When thinking about hypnotherapy, we often picture a scene in which an older man, often looking untrustworthy, waves a shiny object in front of a young woman’s eyes, compelling her to fall asleep. The main image of a hypnotherapist is someone who tries to controls others and perhaps gets them to behave in ways that would normally be against their nature. The classic trick that we hear about is the participant clucking like a chicken or barking like a dog when they hear a certain phrase or word.
What is hypnotherapy?
This, of course, is not exactly how hypnotherapy works. What actually happens in a hypnotherapist’s office is that the patient is put into a relaxed state of mind where the therapist can make certain suggestions about a particular behaviour or past experience. The idea is that hypnotherapy can help the client work through different issues or problematic behaviour by turning their attention completely inward while in a meditative state. The hypnotherapist is unable to actually control their patient’s behaviour, and unlike the common scenes in movies or TV shows, the client does not go to sleep but rather is put into a state of mental relaxation similar to that of meditation.

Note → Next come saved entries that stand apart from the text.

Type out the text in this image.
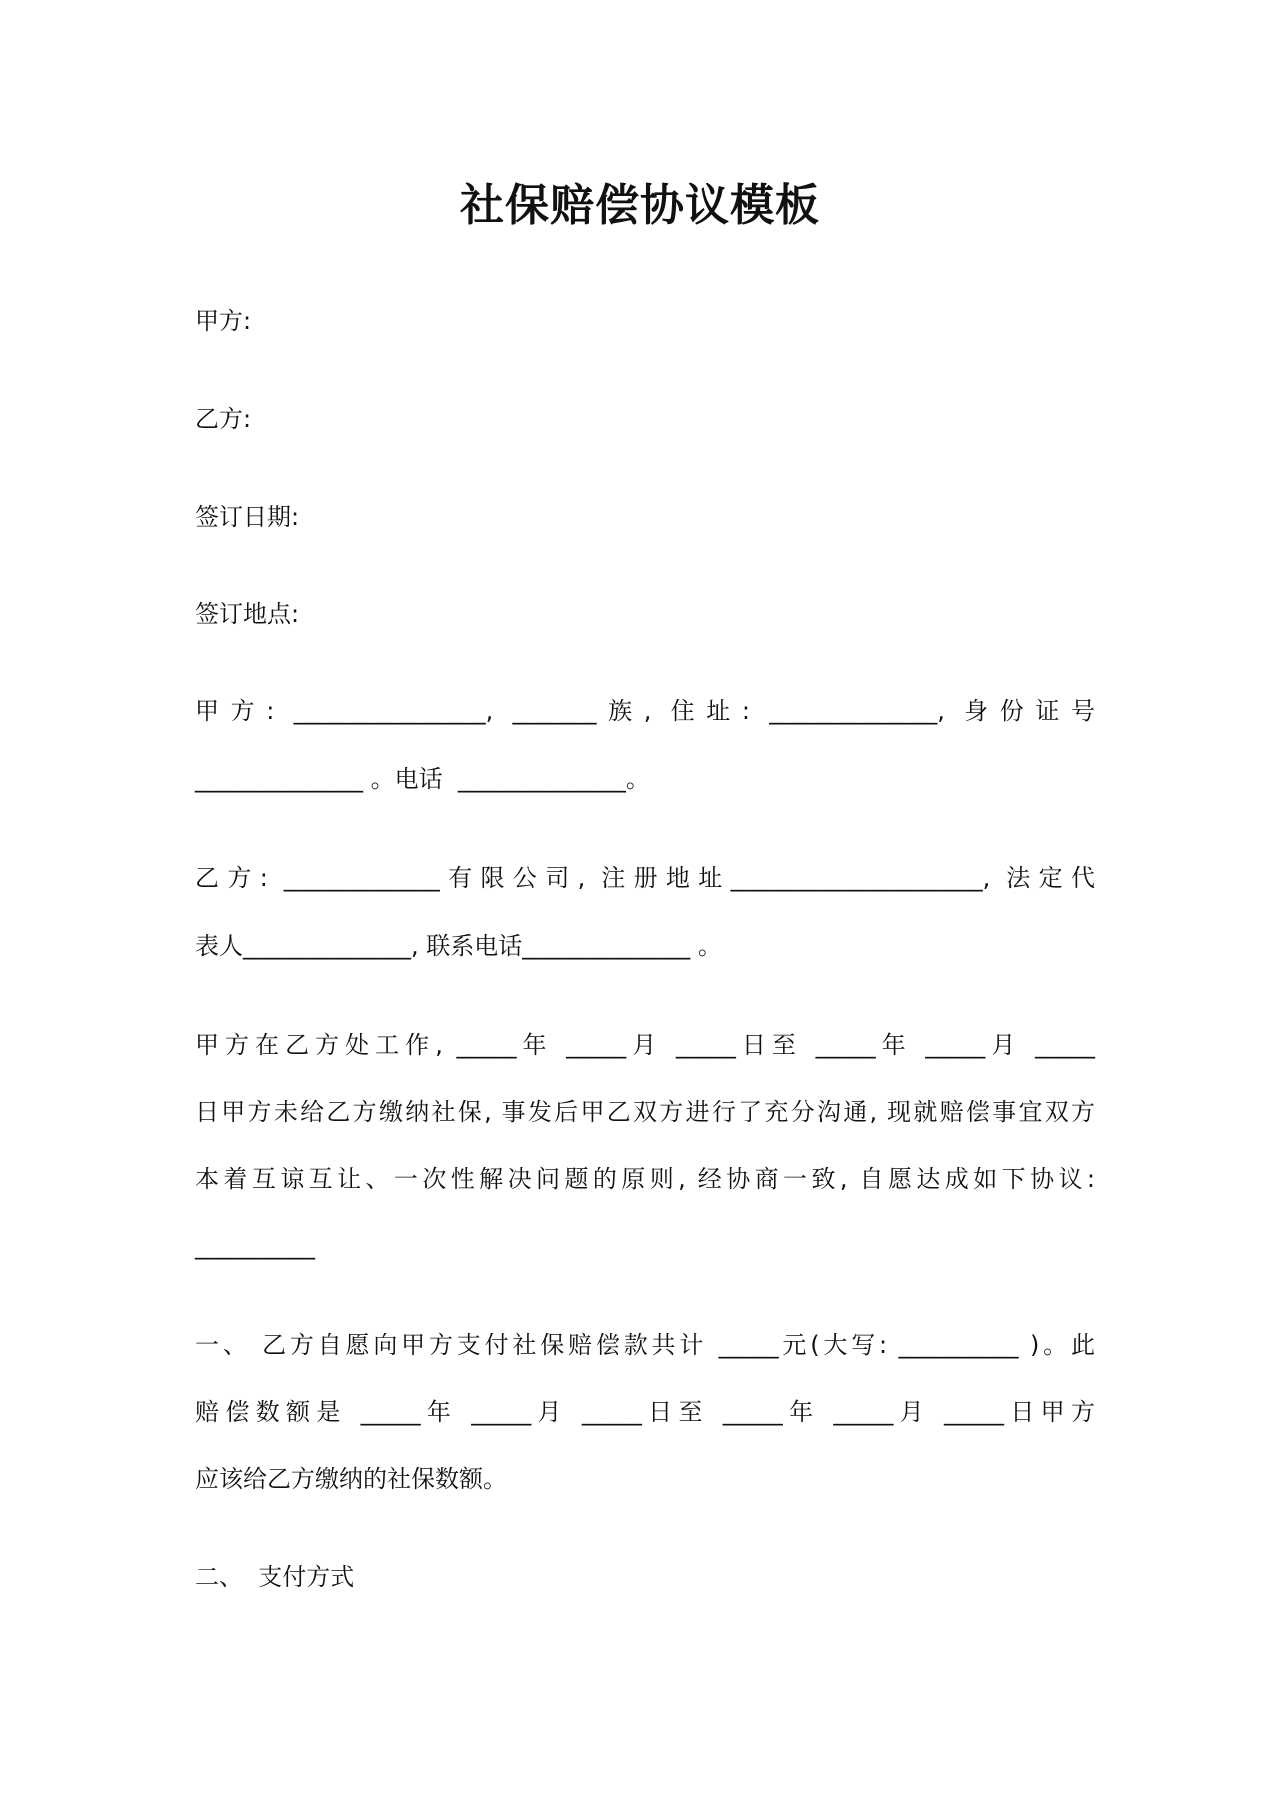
社保赔偿协议模板

甲方:

乙方:

签订日期:

签订地点:

甲方: ________________, _______族, 住址: ______________, 身份证号

______________ 。电话  ______________。

乙方: _____________有限公司, 注册地址_____________________, 法定代

表人______________, 联系电话______________ 。

甲方在乙方处工作, _____年 _____月 _____日至 _____年 _____月 _____

日甲方未给乙方缴纳社保, 事发后甲乙双方进行了充分沟通, 现就赔偿事宜双方

本着互谅互让、一次性解决问题的原则, 经协商一致, 自愿达成如下协议:

__________

一、 乙方自愿向甲方支付社保赔偿款共计 _____元(大写: __________ )。此

赔偿数额是 _____年 _____月 _____日至 _____年 _____月 _____日甲方

应该给乙方缴纳的社保数额。

二、  支付方式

Though hypnotherapy has been around for hundreds of years, it is only relatively recently that it has begun to be recognized as a legitimate psychological tool. In more recent years, hypnotherapy has become more popular at treating addiction. In order to treat addiction, the hypnotherapist would steer the addict toward thinking of the substance as unappealing, and create imagery that would make the addict recoil at the thought of using their substance of choice. For example, the hypnotherapist could work with a cigarette smoker by causing them to find the taste and smell of smoke disgusting rather than appealing. In this way, the smoker is relieved of their addiction in a quick and easy manner.
Is hypnotherapy effective?
The quickness of this form of therapy seems to be the biggest draw. People with addiction issues could potentially recover from their addiction in a matter of weeks, rather than taking years of therapy to work on the same issues. The question now becomes: does it actually work?
There are mixed answers to this question, so it can be hard to know what is right. There has been a lot of success in using hypnosis along with traditional forms of therapy in order to treat such things as addiction, as it can help train the brain to think differently. By changing how the patient thinks about their substance of choice, the hypnotherapist can allow the addict to have a different reaction to seeing, smelling or tasting the substance they are trying to quit. The addiction that seems to have the highest success rate with hypnotherapy is cigarette smoking: many studies show that hypnotherapy can cause this addiction to subside. Why smoking is more successfully treated with hypnotherapy than other addictions is not clear, but it can be relatively easy for a smoker to find a hypnotherapist to treat their addiction with a simple Google search.
Getting the most out of hypnotherapy
If you are contemplating the use of hypnotherapy to treat an addiction, is is important to remember that this treatment method does not work for everyone. People have different reactions to hypnotherapy, and you may not know what your reaction will be until you try. Like all therapies, the effectiveness of treatment is based on the individual and their mentality going into the sessions. Since hypnotherapy relies on the client to be in a relaxed state of mind, it can be difficult to conduct an effective treatment session on someone who is unable to focus.
To get the most of the treatment, it is advisable to only try it once you have built a trusting relationship with your therapist. Without this foundation of trust, it can be virtually impossible to create the relaxed state of mind that is needed.
It is also important to ensure that the therapist you choose has the proper training and credentials. The therapist should be a licensed psychologist or counsellor who has extensive knowledge of how hypnotherapy can work, and who is a member of a professional association. For example, the Canadian Federation of Clinical Hypnosis might be a great place to start when looking for a licensed hypnotherapist.
When specifically looking at hypnotherapy and addiction, it is important to know that hypnosis is not a “fix all.” Though the techniques in hypnotherapy may be effective at gaining control over one’s addictions, there are a lot contributing factors when looking at reasons why people use. Therapy in general can be a great way for the addict to get help with their problem, but long-term sobriety is more likely when people have connections within the recovery community. It can be vitally important to the addict to have others to talk to about their addictions, and though a therapist can be helpful, having fellow addicts to discuss their issues with can make recovery a bit easier. Addiction is a multi-layered issue, and it would be unwise to assume that a one-pronged approach to recovery would be beneficial. But hypnotherapy can be very helpful for those who are open to it, and it could be a great accompaniment to any recovery program.